Reconstruct a Text Rectangle from Diagonal Strips

Question

This challenge is inspired by a SO question about traversing a matrix by enumerating all its diagonal strips.

Instead of a matrix, consider a block of text:

ABCD
EFGH
IJKL

Traversing this block's SW-NE diagonals from left to right, starting from the top left corner and ending in the bottom right, results in the following output:

A
EB
IFC
JGD
KH
L

Challenge

Write a program or a function that execute the reverse of the process described above. That is, given a set SW-NE diagonal strips, output the block of text that produced it.

Input and Output

Both input and output can be represented as strings with newlines, or arrays/lists of strings.

Trailing newlines are optional.

The input will consist of at least one printable character and can be assumed to be correct (there will not be inconsistent row lengths).

The output block will always have a number of columns greater than or equal to the number of rows.

Test Cases

Input:

A

Output:

A

Input:

.
LI
PO.
PV.
CE
G

Output:

.I..
LOVE
PPCG

Input:

M
DA
AIT
LAR
SGI
/OX
/N
/

Output:

MATRIX
DIAGON
ALS///

Answer 1

CJam, 23 20 bytes

{_z,,Nf*W%\.+zW%sN%}

Try it here.

Answer 2

Python 2, 84

L=[]
for w in input():
 i=0;L+=[''][:len(w)-len(L)]
 for c in w:i-=1;L[i]+=c
print L

Input and output are lists of strings.

input: ['A','EB','IFC','JGD','KH','L']
output: ['ABCD', 'EFGH', 'IJKL']

The list of lines L to output is built up as we read the input. Each new character is appended to a line, starting from the last line i=-1 and progressing towards the front.

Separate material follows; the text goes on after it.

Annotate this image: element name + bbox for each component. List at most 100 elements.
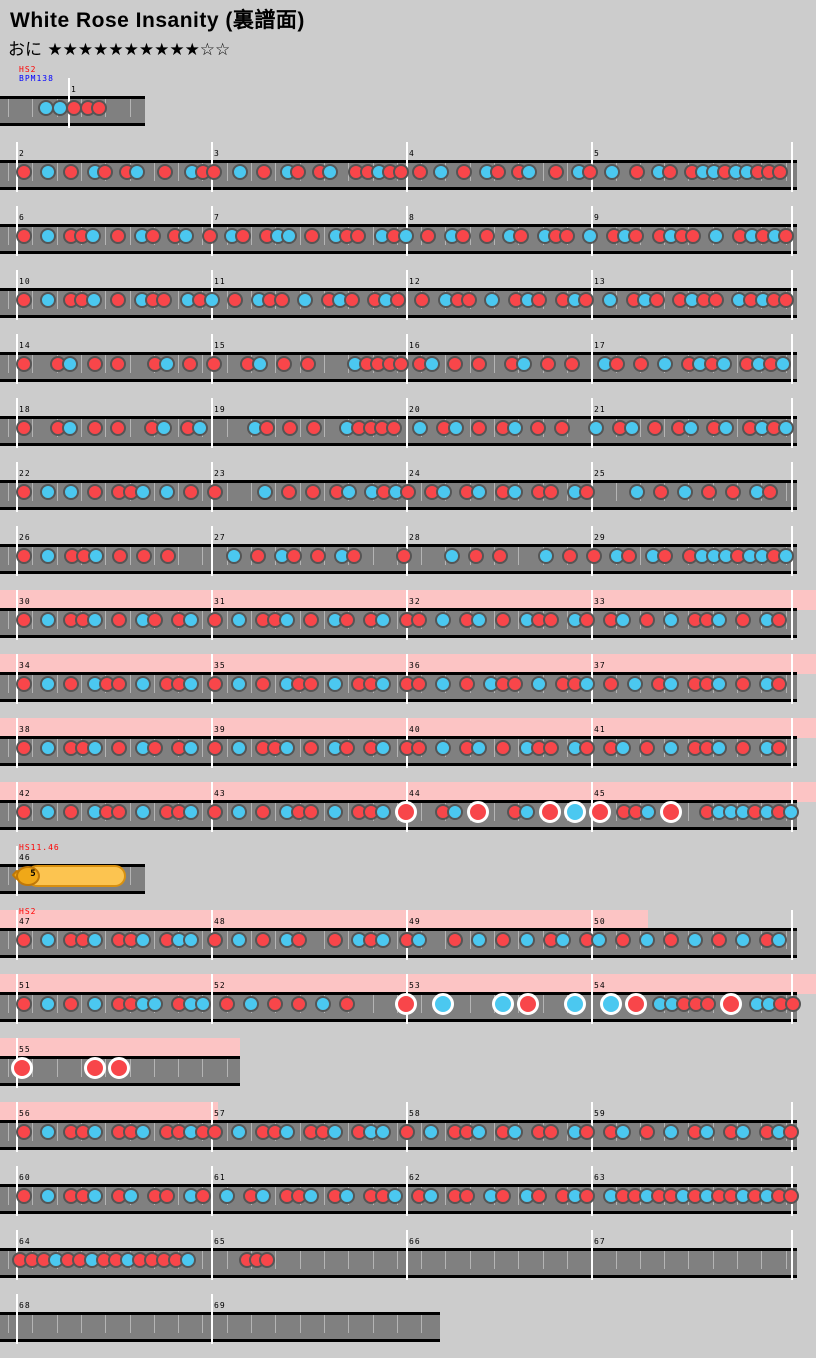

Whenever the new line to add is too long for the list, a new empty line is appended: L+=[''][:len(w)-len(L)]. I'm hoping for a way to shorten this part.

Answer 3

Python 2, 165 162 169 163 bytes

import sys
j=map(list,[e.strip() for e in sys.stdin.readlines()])
r=max(1,len(j)-2)
while j:
 s=''
 for b in range(r):s+=j[b].pop()
 j=[e for e in j if e]
 print s

Reads all lines from input, then turns them into a list of lists. Loops while that list has elements. In each iteration, it pops the last element from the number of inner lists equal to the number of columns in the output. The list is then cleaned and the line printed.

Examples:

$ python rectangle.py << EOF
> A
> EB
> IFC
> JGD
> KH
> L
> EOF
ABCD
EFGH
IJKL
$ python rectangle.py << EOF
> .
> LI
> PO.
> PV.
> CE
> G
> EOF
.I..
LOVE
PPCG
$ python rectangle.py << EOF
> M
> DA
> AIT
> LAR
> SGI
> /OX
> /N
> /
> EOF
MATRIX
DIAGON
ALS///

Thanks to w0lf for saving 6 bytes.

PYG, 139 bytes

j=M(L,[e.strip() for e in sys.stdin.readlines()])
r=Mx(1,len(j)-2)
while j:
 s=''
 for b in R(r):s+=j[b].pop()
 j=[e for e in j if e]
 P(s)

Answer 4

Python, 332 325 bytes

Because Python.

n=[]
v=[]
x=y=-1
l=0
s=""
while 1:
 k=raw_input()
 if len(k)<1:break
 n.append(k)
while 1:
 if l>len(n):break
 y+=1
 try:
    x+=1;k=n[y][x]
    if[x,y]not in v:s+=k;v.append([x,y])
    else:raise
 except:
    try:
     x-=1;k=n[y][x]
     if[x,y]not in v:s+=k;v.append([x,y])
    except:s+="\n";x=-1;y=l;l+=1
print s[:s.rstrip("\n").rfind("\n")]